Rings - Homomorphisms - Ideals - Quotient Rings - Modules - Rings arising from various constructions - Algebras - Group algebras - Modules over group algebras - Module homomorphisms - The bicommutator - Simple faithful modules and primitive rings - Artin rings - Simple finite dimensional algebras over algebraically closed fields - Artinian modules - Noetherian rings and modules - Jacobson radical.

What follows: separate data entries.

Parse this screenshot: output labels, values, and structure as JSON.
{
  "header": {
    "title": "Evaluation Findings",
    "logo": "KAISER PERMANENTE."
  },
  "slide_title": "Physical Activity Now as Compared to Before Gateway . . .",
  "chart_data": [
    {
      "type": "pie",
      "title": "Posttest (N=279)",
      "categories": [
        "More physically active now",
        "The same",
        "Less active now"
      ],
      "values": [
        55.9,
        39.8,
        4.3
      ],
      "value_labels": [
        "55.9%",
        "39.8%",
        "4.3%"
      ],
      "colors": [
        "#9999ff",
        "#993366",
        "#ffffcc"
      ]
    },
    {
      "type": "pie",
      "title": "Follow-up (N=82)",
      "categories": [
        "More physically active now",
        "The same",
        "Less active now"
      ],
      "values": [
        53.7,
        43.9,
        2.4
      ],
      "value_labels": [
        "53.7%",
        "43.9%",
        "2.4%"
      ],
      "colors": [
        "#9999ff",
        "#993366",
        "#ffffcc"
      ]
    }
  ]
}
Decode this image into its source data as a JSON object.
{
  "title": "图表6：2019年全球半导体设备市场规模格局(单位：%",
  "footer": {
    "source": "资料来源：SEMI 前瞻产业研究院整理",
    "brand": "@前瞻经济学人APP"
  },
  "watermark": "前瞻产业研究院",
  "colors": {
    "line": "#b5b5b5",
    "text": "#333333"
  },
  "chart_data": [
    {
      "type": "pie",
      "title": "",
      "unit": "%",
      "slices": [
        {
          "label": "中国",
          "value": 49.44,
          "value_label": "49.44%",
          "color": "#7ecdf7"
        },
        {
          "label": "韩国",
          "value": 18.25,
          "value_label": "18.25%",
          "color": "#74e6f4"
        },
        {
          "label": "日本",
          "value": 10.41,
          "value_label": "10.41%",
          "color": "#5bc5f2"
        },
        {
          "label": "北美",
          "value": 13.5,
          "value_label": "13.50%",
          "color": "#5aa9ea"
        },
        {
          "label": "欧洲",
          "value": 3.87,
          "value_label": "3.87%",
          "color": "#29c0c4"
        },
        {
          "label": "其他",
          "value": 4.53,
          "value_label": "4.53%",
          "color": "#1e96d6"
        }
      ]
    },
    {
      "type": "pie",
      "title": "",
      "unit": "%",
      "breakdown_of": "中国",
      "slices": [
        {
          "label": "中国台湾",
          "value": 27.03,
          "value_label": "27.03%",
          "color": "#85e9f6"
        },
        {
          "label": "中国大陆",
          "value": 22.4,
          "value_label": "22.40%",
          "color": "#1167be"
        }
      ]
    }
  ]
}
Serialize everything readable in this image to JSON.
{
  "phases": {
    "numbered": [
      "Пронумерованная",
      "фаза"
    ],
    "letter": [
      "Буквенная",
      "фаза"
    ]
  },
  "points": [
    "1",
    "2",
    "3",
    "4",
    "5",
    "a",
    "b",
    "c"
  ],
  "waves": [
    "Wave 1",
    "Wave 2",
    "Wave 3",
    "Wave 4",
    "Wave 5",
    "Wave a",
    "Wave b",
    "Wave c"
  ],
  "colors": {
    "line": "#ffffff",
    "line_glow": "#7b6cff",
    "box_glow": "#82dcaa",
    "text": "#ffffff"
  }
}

### Teaching and Learning Methods - Evaluation

Delivery

Classroom (face to face)

Use of Information and Communications Technology
• Teaching Material: Teaching material in electronic form available at the home page of the course.
• Communication with the students:
1. Office hours for the students (questions and problem solving).
2. Email correspondence
3. Weekly updates of the homepage of the course.
Teaching Methods
Lectures (13x3) 39
Working independently 78
Exercises - Homeworks 33
Course total 150
Student Performance Evaluation

Combination of: Weekly homework, presentations in the class by the students, written work, and, at the end of the semester, written final exams in Greek (in case of Erasmus students, in English) which includes analysis of theoretical topics and resolving application problems.

### Attached Bibliography

See the official Eudoxus site or the local repository of Eudoxus lists per academic year, which is maintained by the Department of Mathematics. Books and other resources, not provided by Eudoxus:

• Nathan Jacobson: "Basic Algebra I & II", W. H. Freeman and Company,  (1985 & 1989).
• I.N. Herstein: "Non-commutative Rings", AMS, Carus Mathematical Monographs 85, (1971).
• Luis Rowen: "Ring Theory (student edition)", Academic Press, Second Edition, (1991).
• T.Y. Lam: "A First Course in Noncommutative Rings", GTM 131, Springer, (2001).
• P. M. Cohn: "Introduction to Ring Theory", Springer (2000).
• Y. Drozd and V. Kirichenko: "Finite Dimensional Algebras", Springer (1994).